Die für die Aurachstadt möglichen Achsen könnten in Richtung Erlangen und Fürth/Nürnberg verlaufen, wobei man neue bzw. schon bestehende Trassen benutzen könnte. Für Hacker verläuft die kürzeste Anbindung in Richtung Fürth über Niederndorf und Vach, während Erlangen schon jetzt gut angebunden sei.

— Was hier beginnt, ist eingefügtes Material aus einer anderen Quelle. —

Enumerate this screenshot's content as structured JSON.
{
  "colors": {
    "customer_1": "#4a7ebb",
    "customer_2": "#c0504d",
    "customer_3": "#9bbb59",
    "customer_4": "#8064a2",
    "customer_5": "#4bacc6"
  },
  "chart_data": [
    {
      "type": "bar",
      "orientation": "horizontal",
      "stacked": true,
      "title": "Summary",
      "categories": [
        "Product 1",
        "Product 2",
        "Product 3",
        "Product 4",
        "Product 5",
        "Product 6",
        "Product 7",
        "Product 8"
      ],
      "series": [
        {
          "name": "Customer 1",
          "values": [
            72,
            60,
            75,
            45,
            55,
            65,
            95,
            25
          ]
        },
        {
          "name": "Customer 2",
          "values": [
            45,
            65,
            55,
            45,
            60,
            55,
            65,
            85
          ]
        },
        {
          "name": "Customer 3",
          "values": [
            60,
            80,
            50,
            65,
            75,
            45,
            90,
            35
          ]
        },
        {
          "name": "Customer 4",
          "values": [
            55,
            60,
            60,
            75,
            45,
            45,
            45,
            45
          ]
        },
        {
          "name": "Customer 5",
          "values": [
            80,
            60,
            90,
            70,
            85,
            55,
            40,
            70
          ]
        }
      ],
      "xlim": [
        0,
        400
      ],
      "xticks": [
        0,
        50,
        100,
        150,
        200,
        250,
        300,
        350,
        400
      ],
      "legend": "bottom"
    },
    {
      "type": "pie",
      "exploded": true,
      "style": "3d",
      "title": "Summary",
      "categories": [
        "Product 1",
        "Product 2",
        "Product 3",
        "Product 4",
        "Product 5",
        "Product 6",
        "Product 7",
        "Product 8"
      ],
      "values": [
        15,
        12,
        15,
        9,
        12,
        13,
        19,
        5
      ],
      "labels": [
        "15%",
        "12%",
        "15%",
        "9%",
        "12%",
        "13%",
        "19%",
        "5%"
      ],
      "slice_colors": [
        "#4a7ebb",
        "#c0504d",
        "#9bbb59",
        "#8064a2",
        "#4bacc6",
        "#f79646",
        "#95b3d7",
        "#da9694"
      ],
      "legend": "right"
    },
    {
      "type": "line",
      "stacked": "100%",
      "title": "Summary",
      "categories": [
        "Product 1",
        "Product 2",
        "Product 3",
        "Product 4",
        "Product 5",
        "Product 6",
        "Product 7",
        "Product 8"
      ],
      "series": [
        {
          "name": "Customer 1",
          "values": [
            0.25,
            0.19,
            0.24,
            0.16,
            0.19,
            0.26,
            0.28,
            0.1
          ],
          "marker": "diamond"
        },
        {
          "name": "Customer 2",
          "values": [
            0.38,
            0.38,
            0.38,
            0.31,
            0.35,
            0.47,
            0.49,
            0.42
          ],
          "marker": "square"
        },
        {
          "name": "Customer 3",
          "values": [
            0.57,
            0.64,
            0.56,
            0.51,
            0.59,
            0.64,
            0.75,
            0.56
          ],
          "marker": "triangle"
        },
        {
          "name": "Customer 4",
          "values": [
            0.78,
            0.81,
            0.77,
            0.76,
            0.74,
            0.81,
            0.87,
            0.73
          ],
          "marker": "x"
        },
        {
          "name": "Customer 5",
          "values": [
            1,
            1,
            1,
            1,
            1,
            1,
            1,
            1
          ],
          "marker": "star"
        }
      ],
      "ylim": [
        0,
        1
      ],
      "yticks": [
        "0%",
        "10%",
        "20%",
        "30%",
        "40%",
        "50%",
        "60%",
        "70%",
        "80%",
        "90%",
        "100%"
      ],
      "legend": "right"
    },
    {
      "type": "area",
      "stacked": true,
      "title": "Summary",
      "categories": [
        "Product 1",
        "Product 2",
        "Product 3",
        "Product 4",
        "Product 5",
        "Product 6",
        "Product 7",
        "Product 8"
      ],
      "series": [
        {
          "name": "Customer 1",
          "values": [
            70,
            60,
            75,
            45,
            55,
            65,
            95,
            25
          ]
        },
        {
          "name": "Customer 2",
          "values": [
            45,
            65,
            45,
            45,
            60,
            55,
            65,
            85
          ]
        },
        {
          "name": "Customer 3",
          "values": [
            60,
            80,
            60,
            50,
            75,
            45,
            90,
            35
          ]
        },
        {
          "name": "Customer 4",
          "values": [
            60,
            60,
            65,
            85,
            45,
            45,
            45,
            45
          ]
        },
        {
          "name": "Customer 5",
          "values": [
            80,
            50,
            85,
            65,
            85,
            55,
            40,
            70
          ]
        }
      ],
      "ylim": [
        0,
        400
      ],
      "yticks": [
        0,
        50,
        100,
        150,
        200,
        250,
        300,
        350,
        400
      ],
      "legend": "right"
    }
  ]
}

Allerdings müssten die Radschnellwege aus Sicherheitsgründen — schon wegen des Begegnungsverkehrs — mindestens vier Meter breit sein und an Straßenkreuzungen drüber oder drunter geleitet werden. Schließlich werde, wie schon der Name sagt, auf diesen Wegen schnell gefahren, teilweise bis zu 40 km/h, auch dank der E-Bikes.

Für Nürnbergs OB Ulrich Maly sind „schnelle und gut ausgebaute Radverbindungen zwischen den Zentren der Städte im Ballungsraum und den Landkreisen ein wichtiger Baustein zur Abwicklung der enormen Pendlerströme und ein Beitrag zur Zukunftsfähigkeit der Region“.

German Hacker rechnet damit, dass zwölf bis 15 Monate ins Land ziehen werden, bis die Studie erstellt ist. Wenn dann die zehn wichtigsten und tragbaren Trassen ermittelt sind, fangen für ihn „die Probleme erst an“.

Denn anders als bei Straßen, wo die Zuständigkeiten bei Kreis, Gemeinden oder Bund angesiedelt sind, gibt es nichts Vergleichbares bei den Radschnellwegen. Hacker glaubt aber, dass diese beim Staatlichen Bauamt gut angesiedelt wären.

Der Bürgermeister ist überzeugt, dass die Wege gut angenommen werden. Schon jetzt will der passionierte Radfahrer beobachtet haben, dass sehr viele Menschen ihre Arbeitsplätze mit dem Drahtesel anfahren. Bis es aber dann noch schneller geht, dürften noch ein paar Jahre ins Land gehen. Wie es sehr gut laufen kann, zeigt sich am Beispiel unserer Nachbarn in Holland und Dänemark.